3,200,000 dollars for honey from a hive “tap”
Published 24 February 2015 by Quentin Chevrier
3.2 million dollars for hives from which honey flows “all by itself”. The Australian prototype has exploded the counter of its crowdfunding campaign and rallied apprentice beekeepers. Makery wanted to know more…
Endangered, ubiquitous in the media, the object of numerous lab projects (open source hives, hive sensors…) and kept right in the city, bees are certainly trending. Supplanting hives on rooftops in Lyon and Paris, the Flow Hive project is blowing up the counter of its crowdfunding campaign. Almost 4,600 % of the initial $70,000 goal has been raised since February 22, amounting to about 3.2 million dollars !
Honey from the tap
3.2 million dollars for a system that fills a honey pot from a tap plugged right into the hive. Instead of sedating the bees with smoke, removing the frames, placing them on a centrifuge, extracting the honey, replacing the frames and filtering the honey, Flow Hive predicts a radiant beekeeping future, “the biggest innovation in beekeeping since 1852” (year in which the hive was patented).
The Anderson family modestly promises pure honey pots using a simple mechanism—by opening a tap, the honeycomb cells shift to let the honey they contain flow out of the hive and into a tube that pours into a container (the system is patented). No more need to handle frames covered with bees.
Skeptical beekeepers
Bruno Petit, beekeeper at Miel Paris, raises several questions regarding this project.
“It’s a gadget for amateur beekeepers. No professional would be interested.” Bruno Petit, beekeeper
“The system doesn’t adapt to just any brand of hive,” Petit explains. “For example, Dadant, the most common brand in France, is not compatible.” Not to mention the fact that not all types of honey can be extracted in this way. “Only honey that is very liquid and cultivated in warm weather will flow properly,” he adds. “The spring harvest is a honey that crystallizes very quickly. If it’s a little cool, the honey will crystallize in the tube and block the system. This can’t work with heather honey, for example, or other very viscous types of honey.”
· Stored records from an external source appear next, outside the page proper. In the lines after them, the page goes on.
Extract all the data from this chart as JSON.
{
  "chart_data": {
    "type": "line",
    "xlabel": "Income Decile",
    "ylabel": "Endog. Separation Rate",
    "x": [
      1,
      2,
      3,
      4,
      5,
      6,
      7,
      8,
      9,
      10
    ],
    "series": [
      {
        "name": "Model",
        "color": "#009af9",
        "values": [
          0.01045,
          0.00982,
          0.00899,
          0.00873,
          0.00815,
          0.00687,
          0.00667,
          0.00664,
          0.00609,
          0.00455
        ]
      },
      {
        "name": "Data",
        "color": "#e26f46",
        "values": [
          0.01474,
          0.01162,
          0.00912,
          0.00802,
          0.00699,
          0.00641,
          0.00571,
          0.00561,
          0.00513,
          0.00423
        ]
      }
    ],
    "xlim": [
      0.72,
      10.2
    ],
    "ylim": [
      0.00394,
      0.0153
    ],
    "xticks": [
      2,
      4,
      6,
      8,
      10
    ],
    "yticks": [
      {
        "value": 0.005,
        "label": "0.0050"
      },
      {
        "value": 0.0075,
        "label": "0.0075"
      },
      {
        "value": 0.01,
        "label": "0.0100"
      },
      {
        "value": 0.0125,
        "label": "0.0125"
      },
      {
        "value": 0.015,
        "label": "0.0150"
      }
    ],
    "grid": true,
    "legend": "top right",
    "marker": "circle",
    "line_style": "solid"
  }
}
Petit is not the only skeptic. On one of the world’s major beekeeping forums, Beesource.com, opinions converge : from a professional standpoint, the system is uninteresting. “The harvest is the fastest and least technical part of the job,” Petit says. “The harvests and honey extraction take up about 3 % of the season’s total work time.”
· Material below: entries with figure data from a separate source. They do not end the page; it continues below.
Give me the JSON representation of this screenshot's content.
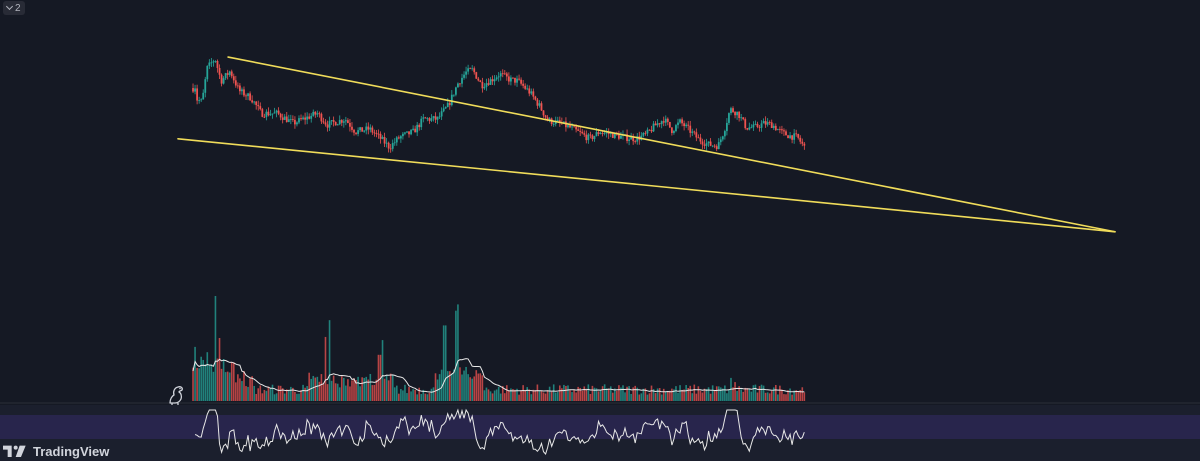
{
  "legend": {
    "pane_count": "2"
  },
  "brand": {
    "name": "TradingView"
  },
  "colors": {
    "background": "#151924",
    "up_candle": "#26a69a",
    "down_candle": "#ef5350",
    "trendline": "#f0dc5a",
    "volume_ma": "#e8e8e8",
    "rsi_line": "#e8e8e8",
    "rsi_band": "#2a2650"
  },
  "chart_data": {
    "type": "candlestick",
    "grid": false,
    "price_path": [
      [
        0,
        0.78
      ],
      [
        1,
        0.84
      ],
      [
        4,
        0.7
      ],
      [
        9,
        0.68
      ],
      [
        14,
        0.92
      ],
      [
        22,
        0.99
      ],
      [
        28,
        0.83
      ],
      [
        37,
        0.9
      ],
      [
        46,
        0.76
      ],
      [
        58,
        0.71
      ],
      [
        68,
        0.6
      ],
      [
        84,
        0.6
      ],
      [
        100,
        0.53
      ],
      [
        110,
        0.56
      ],
      [
        124,
        0.6
      ],
      [
        134,
        0.52
      ],
      [
        152,
        0.56
      ],
      [
        162,
        0.47
      ],
      [
        176,
        0.49
      ],
      [
        186,
        0.43
      ],
      [
        196,
        0.36
      ],
      [
        206,
        0.43
      ],
      [
        220,
        0.47
      ],
      [
        230,
        0.56
      ],
      [
        244,
        0.56
      ],
      [
        255,
        0.66
      ],
      [
        264,
        0.81
      ],
      [
        272,
        0.89
      ],
      [
        279,
        0.91
      ],
      [
        288,
        0.8
      ],
      [
        298,
        0.84
      ],
      [
        306,
        0.88
      ],
      [
        316,
        0.84
      ],
      [
        324,
        0.83
      ],
      [
        336,
        0.75
      ],
      [
        346,
        0.65
      ],
      [
        354,
        0.55
      ],
      [
        366,
        0.53
      ],
      [
        376,
        0.5
      ],
      [
        386,
        0.46
      ],
      [
        396,
        0.42
      ],
      [
        406,
        0.47
      ],
      [
        418,
        0.45
      ],
      [
        430,
        0.43
      ],
      [
        442,
        0.42
      ],
      [
        452,
        0.45
      ],
      [
        462,
        0.52
      ],
      [
        470,
        0.56
      ],
      [
        478,
        0.48
      ],
      [
        486,
        0.54
      ],
      [
        494,
        0.49
      ],
      [
        504,
        0.42
      ],
      [
        514,
        0.38
      ],
      [
        524,
        0.37
      ],
      [
        530,
        0.48
      ],
      [
        536,
        0.63
      ],
      [
        544,
        0.6
      ],
      [
        552,
        0.5
      ],
      [
        560,
        0.5
      ],
      [
        570,
        0.53
      ],
      [
        578,
        0.52
      ],
      [
        588,
        0.46
      ],
      [
        596,
        0.44
      ],
      [
        603,
        0.43
      ],
      [
        610,
        0.36
      ]
    ],
    "overlays": [
      {
        "type": "trendline",
        "label": "upper",
        "from": [
          35,
          1.0
        ],
        "to": [
          920,
          -0.24
        ]
      },
      {
        "type": "trendline",
        "label": "lower",
        "from": [
          -15,
          0.42
        ],
        "to": [
          920,
          -0.24
        ]
      }
    ],
    "x_range": [
      -15,
      920
    ],
    "y_range": [
      -0.27,
      1.05
    ],
    "panes": [
      {
        "name": "volume",
        "series": "bars",
        "moving_average": true,
        "spikes": [
          [
            23,
            1.0
          ],
          [
            26,
            0.6
          ],
          [
            30,
            0.4
          ],
          [
            132,
            0.61
          ],
          [
            137,
            0.77
          ],
          [
            186,
            0.44
          ],
          [
            189,
            0.58
          ],
          [
            251,
            0.72
          ],
          [
            262,
            0.86
          ],
          [
            264,
            0.92
          ],
          [
            536,
            0.22
          ],
          [
            541,
            0.18
          ]
        ]
      },
      {
        "name": "oscillator",
        "series": "line",
        "band": true
      }
    ]
  }
}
Flow Hive uses the force of gravity to make the honey drip out of the honeycomb, while professionals use centrifuges that rotate several hundred times a minute. Even with this method, “It’s sometimes hard to extract the honey” Petit says. “In spring 2014, for example, the honey was so crystallized that we lost 15 % of the harvest. Using only the force of gravity, we would have lost even more.”
For (rich) amateurs…
Even if it is aimed exclusively at amateurs, the project is no less “horribly expensive”, according to a member of the Beesource.com forum. The hive costs a total of 600 dollars, when experienced amateurs confirm that they can set up a hive “for about 140 dollars”.
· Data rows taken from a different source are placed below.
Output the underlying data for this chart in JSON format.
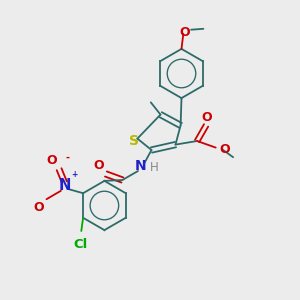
{
  "bg_color": "#ececec",
  "bond_color": "#2d6b6b",
  "atom_colors": {
    "S": "#b8b800",
    "N_amine": "#2020cc",
    "N_nitro": "#2020cc",
    "O": "#cc0000",
    "Cl": "#00aa00",
    "H": "#888888",
    "C": "#2d6b6b"
  },
  "lw": 1.3,
  "font_size": 8.5
}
Flow Hive deceives those who are already dreaming of enormous farms of hives all connected by long tubes to a no less enormous container. But the project delights many aspiring “backyarder” beekeepers. In any case, more than 7,700 funders have pre-ordered anywhere from a box to a few frames to the complete Full Flow Hive, seduced by the promise of an automatic dispenser of ready-to-eat honey (bees not included).
Some, however, are beginning to discover the reality of beekeeping through the Facebook group Flow Hive Beekeeping. Indeed, one day or another you’ll have to open up the hive to clean it before winter, treat the bees against pesticides, diseases and other parasites that ravage these buzzing insects worldwide.